TV Club

Mad Men season 7 recapped: Why does Mad Men keep introducing new relationships we don’t care about?

Why does Mad Men keep introducing new relationships we don’t care about?

Elizabeth Reaser as Diana and Jon Hamm as Don Draper, Mad Men _ ,Elizabeth Reaser as Diana and Jon Hamm as Don Draper, Mad Men _ Season 7, Episode 9.
Elizabeth Reaser as Diana and Jon Hamm as Don Draper in Mad Men.

Photo courtesy James Minchin III/AMC

Dear Hanna and Julia,

Wow, you guys teased a lot of meaning out of that episode! I confess that this one short-circuited whatever critical faculties I might possess by spilling a cold mug of boredom over my keyboard. Mad Men has a long tradition of zooming out when you’re expecting it to zoom in, bringing in some new character or storyline or milieu right when things seem to be getting interesting with the core characters in whom you have an actual investment. I’m thinking about Don at the Palm Springs sex compound. I’m thinking about Don and the baby-sitter. I’m thinking about Pete at drivers ed. I’m thinking about Betty’s afternoon with the wayward youths on St. Mark’s Place. And now I’m thinking about Don and Di. And Megan and Marie-France. And Peggy and Pima. And Stan and Pima.

I don’t really care about any of these relationships. I care about Don and Megan. And Peggy and Stan. Did we really need, in one of the very last episodes of this series, to bring Di and Pi and the Calvet cavalry into the proceedings? I’m not someone who thinks that this series needs to tie off all of its old loose ends to deliver a satisfying ending. But this was too much new business at so late a date. The most fun I had this episode was trying to figure out what actress was playing Pima. (My wife almost convinced me it was Meredith Vieira.)

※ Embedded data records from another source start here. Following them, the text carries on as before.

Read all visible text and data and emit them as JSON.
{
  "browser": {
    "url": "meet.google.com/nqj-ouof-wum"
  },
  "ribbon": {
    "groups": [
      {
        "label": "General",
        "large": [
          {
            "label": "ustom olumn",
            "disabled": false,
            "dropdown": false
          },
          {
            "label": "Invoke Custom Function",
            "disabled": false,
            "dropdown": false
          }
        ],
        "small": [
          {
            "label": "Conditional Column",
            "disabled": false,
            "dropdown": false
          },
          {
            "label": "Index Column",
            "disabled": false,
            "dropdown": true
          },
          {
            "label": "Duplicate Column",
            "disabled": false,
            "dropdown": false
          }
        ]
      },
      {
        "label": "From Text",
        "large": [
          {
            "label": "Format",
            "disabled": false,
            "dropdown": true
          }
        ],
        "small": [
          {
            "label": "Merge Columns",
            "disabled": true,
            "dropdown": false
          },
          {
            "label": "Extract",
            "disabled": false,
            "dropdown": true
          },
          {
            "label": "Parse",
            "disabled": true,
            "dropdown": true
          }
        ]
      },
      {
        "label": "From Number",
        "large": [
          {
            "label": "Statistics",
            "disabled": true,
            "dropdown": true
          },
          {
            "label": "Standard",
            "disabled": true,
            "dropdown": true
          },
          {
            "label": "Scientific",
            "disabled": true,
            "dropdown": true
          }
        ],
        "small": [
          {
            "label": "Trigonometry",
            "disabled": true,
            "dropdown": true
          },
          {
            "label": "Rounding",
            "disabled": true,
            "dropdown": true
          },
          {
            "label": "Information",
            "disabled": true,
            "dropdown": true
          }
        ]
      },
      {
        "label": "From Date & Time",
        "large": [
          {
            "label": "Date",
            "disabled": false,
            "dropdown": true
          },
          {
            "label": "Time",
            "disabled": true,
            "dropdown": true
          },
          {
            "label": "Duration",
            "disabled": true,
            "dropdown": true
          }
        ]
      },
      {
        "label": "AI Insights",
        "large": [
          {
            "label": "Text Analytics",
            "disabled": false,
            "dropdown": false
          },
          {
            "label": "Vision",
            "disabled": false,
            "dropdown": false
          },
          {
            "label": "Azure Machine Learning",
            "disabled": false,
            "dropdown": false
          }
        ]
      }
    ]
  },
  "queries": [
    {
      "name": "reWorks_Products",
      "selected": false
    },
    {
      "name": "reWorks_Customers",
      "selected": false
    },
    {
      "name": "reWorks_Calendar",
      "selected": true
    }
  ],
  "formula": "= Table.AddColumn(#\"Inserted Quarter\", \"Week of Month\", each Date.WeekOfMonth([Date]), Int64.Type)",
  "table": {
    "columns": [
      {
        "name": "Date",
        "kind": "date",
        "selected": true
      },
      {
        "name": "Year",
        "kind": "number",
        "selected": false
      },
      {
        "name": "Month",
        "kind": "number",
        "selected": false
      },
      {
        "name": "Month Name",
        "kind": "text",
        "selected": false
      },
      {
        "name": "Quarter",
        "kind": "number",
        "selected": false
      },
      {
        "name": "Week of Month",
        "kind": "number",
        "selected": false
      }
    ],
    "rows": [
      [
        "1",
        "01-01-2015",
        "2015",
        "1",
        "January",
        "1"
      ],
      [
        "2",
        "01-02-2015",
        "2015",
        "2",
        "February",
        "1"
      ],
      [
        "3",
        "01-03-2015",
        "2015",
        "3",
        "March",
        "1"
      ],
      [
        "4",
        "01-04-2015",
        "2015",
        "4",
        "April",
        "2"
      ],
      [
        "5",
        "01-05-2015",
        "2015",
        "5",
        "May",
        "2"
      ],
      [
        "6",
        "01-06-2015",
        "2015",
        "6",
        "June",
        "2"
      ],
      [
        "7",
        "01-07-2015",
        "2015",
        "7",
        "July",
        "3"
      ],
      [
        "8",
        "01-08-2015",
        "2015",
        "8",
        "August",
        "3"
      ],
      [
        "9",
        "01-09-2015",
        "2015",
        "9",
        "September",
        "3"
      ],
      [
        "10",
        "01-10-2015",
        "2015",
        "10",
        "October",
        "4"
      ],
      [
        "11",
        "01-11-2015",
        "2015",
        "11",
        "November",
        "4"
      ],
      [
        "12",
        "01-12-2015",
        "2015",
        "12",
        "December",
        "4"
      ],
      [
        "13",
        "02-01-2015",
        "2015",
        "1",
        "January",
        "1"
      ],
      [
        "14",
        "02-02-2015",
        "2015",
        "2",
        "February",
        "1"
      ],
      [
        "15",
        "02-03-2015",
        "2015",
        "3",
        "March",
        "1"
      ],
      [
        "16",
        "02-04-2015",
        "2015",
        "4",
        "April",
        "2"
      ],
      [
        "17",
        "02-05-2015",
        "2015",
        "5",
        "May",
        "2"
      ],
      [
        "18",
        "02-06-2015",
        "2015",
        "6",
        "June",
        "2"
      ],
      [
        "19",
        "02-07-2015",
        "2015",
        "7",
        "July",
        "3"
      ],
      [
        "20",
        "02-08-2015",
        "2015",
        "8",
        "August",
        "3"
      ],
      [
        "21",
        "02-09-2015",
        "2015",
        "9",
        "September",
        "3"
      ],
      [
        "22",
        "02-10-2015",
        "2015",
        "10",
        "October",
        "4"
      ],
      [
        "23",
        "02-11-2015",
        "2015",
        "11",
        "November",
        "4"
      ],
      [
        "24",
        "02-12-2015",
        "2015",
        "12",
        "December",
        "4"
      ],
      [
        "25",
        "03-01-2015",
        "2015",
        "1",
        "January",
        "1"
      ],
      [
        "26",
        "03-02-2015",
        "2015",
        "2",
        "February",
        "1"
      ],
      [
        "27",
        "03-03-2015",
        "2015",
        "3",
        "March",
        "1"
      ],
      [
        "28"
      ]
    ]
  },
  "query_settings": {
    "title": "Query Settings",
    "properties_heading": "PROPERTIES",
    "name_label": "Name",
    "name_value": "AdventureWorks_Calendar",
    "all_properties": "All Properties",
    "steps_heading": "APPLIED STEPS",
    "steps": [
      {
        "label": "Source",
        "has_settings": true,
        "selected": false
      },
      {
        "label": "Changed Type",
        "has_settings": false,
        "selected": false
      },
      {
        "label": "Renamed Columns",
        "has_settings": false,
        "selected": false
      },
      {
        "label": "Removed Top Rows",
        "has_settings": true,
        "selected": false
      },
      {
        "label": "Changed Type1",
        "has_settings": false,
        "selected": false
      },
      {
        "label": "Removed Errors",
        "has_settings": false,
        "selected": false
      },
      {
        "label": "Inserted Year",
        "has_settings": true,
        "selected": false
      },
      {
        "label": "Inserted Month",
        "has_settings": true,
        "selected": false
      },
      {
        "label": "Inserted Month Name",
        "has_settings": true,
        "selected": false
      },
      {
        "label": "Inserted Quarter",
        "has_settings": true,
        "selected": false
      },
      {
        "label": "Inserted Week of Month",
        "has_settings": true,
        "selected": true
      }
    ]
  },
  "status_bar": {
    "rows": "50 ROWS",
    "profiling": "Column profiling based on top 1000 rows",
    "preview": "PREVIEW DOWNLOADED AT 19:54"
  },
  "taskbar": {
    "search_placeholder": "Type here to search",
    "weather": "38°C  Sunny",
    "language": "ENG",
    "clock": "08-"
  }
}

I don’t have much to add to your astute reading of Harry’s moral degeneration, Julia, other than to say that the really gross thing is that the shtick he trotted out on Megan probably worked on those less savvy girls he helped “find an agent.” At least Megan turns him down, though not before naively basking in the flattery that has likely convinced an aspiring actress or two to make some calls from Harry’s room upstairs. You can say this for Harry—in a series that has routinely romanticized womanizing, he has consistently done his part to remind viewers how we really ought to view such behavior.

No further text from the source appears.